Но как они победили? Кроме насилия, есть один психологический эффект, который использовали большевики. Человек, разрушающий свой собственный дом, по меньшей мере, кажется безумцем. Человека, разрушающего все дома на улице, мы склонны воспринимать как проектировщика новой, более благоустроенной улицы. Человеческий мозг отказывается признавать тотальное безумие и ищет ему рациональное оправдание. Такой особенностью человеческого сознания всегда пользовались творцы всех великих переворотов. У наших предков в свое время не хватило духу признать безумие безумием, хотя Думающие о России и тогда предупреждали, что все это кончится катастрофой.

— Но сегодня что делать? Все сходятся на том, что вы стоите перед пропастью.

— Думающие о России разработали несколько вариантов выхода из катастрофы. Я лично обдумал самый тяжелый случай: как вести себя, падая в пропасть.

Мы сейчас с вами разыграем этот случай. Представьте, что мы с вами летим в пропасть.

— А я при чем? Я американец.

— Но мы же пока теоретически разыгрываем этот вариант. Значит, мы с вами летим в пропасть, имея возможность разговаривать друг с другом. Спросите что-нибудь у меня.

— Что я должен спрашивать?

— Включайтесь в этот пока теоретический эксперимент. Выше голову, мы летим в пропасть и разговариваем. Спросите что-нибудь у меня, а я буду отвечать, как здесь. Все время спрашивайте у меня что-нибудь!

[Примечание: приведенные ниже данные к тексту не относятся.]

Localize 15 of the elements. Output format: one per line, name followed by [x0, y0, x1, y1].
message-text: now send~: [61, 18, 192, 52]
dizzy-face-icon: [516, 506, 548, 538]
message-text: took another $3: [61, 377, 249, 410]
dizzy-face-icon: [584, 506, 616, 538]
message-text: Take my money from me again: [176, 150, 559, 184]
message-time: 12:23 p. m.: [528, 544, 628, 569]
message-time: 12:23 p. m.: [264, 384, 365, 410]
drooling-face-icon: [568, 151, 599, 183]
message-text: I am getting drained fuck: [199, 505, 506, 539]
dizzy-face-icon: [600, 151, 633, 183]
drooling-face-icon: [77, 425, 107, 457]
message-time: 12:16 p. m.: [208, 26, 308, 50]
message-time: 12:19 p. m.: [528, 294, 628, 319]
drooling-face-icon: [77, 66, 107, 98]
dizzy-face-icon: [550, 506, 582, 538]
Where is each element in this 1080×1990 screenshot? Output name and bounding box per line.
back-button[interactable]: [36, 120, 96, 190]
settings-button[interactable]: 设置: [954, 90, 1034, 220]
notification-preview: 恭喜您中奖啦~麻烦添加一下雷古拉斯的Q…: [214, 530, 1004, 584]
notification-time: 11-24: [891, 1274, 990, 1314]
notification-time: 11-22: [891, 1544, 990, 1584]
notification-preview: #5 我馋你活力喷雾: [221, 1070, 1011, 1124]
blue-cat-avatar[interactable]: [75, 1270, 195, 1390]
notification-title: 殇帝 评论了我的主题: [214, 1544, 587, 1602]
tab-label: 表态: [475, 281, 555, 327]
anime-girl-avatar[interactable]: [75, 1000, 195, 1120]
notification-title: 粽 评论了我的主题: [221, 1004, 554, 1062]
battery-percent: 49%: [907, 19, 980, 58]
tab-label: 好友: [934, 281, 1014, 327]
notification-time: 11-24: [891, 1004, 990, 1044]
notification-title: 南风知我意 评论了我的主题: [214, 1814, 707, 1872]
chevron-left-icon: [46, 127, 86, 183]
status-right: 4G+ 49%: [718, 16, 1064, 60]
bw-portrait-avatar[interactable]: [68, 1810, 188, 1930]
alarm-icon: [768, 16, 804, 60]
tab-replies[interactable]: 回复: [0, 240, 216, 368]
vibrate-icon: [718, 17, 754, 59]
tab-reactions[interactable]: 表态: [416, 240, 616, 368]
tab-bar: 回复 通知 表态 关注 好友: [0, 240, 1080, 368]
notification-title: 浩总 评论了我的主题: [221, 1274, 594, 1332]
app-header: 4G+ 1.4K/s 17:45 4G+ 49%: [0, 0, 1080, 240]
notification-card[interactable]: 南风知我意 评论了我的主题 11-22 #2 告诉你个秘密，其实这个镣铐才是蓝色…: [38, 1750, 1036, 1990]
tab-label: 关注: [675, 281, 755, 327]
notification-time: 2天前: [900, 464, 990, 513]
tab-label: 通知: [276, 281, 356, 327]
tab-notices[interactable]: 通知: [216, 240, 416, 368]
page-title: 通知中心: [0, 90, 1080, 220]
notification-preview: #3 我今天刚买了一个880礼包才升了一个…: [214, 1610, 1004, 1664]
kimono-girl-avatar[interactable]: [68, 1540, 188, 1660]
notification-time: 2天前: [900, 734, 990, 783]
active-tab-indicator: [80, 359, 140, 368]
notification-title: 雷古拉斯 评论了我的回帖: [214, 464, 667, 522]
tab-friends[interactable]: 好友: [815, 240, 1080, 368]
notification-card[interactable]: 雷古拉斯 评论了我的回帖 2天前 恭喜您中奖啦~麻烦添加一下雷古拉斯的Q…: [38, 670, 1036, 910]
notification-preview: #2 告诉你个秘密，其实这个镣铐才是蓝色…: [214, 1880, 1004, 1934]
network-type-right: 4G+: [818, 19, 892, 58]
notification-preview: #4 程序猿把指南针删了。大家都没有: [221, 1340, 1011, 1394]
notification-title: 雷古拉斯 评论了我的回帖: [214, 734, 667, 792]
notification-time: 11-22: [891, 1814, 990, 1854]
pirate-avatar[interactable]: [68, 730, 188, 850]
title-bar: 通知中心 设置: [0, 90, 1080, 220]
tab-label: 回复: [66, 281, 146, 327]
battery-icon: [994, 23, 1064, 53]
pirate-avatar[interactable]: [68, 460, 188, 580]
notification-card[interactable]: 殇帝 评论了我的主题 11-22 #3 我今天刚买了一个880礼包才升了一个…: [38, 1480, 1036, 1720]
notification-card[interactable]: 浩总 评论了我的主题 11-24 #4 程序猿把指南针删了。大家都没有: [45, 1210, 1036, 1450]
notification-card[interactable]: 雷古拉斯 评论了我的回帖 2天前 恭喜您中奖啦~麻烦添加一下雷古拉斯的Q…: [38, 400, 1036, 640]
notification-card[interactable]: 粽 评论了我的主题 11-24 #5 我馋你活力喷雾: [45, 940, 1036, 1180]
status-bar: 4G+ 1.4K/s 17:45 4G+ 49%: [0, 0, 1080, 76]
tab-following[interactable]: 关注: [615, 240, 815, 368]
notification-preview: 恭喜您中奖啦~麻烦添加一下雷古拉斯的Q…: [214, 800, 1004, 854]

— Что-то я не пойму. Мы еще летим или уже там, на дне?

— Еще летим. На дне не поговоришь.

— Значит, нам конец там, на дне?

— Не обязательно. Мы можем ногами пробить дно и полететь дальше.

— А разве можно ногами пробить дно?

— Можно. Еще Пушкин сказал: вышиб дно и вышел вон. Дно наше. А раз у нас все прогнило, значит, и дно прогнило. Пробьем ногами дно и полетим дальше. Только ноги надо держать параллельно. Не забывайте!

— И будем лететь до следующего дна?

— Да, до следующего. Следующее дно тоже наше. Значит, оно прогнило. Пробьем его ногами и полетим дальше.

— А по-моему, в русском языке нет множественного числа от слова «дно». Мы обречены остаться на первом дне.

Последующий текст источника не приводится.